MzIdentML schema validation and normal validation

java -jar ms-data-core-api<version>.jar -v -mzid <input.mzid> -peak <spectra.mgf> -scehma -skipserialization -reportfile <outputReport.txt>

PRIDE XML schema validation only, without normal validation

java -jar ms-data-core-api<version>.jar -v -pridexml <input.pride.xml> -schemaonly -skipserialization -reportfile <outputReport.txt>

ProBed validation

ProBed validation with the default schema

java -jar ms-data-core-api<version>.jar -v -proBed <input.pro.bed> -reportfile <outputReport.txt>

ProBed validation with a custom schema

java -jar ms-data-core-api<version>.jar -v -proBed -proBed <input.pro.bed> -asqlfile <input.as> -reportfile <outputReport.txt>

Miscellaneous

Check Results Files

java -jar ms-data-core-api<version>.jar -check -inputfile <inputfile>

Convert PRIDE or mzIdentML file to MzTab

java -jar ms-data-core-api<version>.jar -convert -inputfile <inputfile> -format <format>

Print Error/Warn detail message based on code

java -jar ms-data-core-api<version>.jar -error -code <code>

Help

java -jar ms-data-core-api<version>.jar -h or --help 

How to cite it:

  • Perez-Riverol Y, Uszkoreit J, Sanchez A, Ternent T, Del Toro N, Hermjakob H, Vizcaíno JA, Wang R. (2015). ms-data-core-api: An open-source, metadata-oriented library for computational proteomics. Bioinformatics. 2015 Apr 24. PDF File Pubmed Record

This library has been used in:

  • Wang, R., Fabregat, A., Ríos, D., Ovelleiro, D., Foster, J. M., Côté, R. G., ... & Vizcaíno, J. A. (2012). PRIDE Inspector: a tool to visualize and validate MS proteomics data. Nature biotechnology, 30(2), 135-137. PDF File, Pubmed Record
  • Vizcaíno, J. A., Côté, R. G., Csordas, A., Dianes, J. A., Fabregat, A., Foster, J. M., ... & Hermjakob, H. (2013).

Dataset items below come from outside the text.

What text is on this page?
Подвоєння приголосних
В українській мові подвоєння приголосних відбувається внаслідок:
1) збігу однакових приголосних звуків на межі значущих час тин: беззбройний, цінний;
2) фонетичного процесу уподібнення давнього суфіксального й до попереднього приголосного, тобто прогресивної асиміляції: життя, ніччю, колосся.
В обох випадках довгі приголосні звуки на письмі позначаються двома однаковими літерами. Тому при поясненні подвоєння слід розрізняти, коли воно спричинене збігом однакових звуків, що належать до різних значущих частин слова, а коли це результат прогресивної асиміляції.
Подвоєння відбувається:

The PRoteomics IDEntifications (PRIDE) database and associated tools: status in 2013. Nucleic acids research, 41(D1), D1063-D1069. PRIDE-Archive

Getting Help

If you have questions or need additional help, please contact the PRIDE Helpdesk at the EBI: pride-support at ebi.ac.uk (replace at with @).

Please send us your feedback, including error reports, improvement suggestions, new feature requests and any other things you might want to suggest to the PRIDE team.

License

ms-data-core-api is a PRIDE API licensed under Apache License 2.0.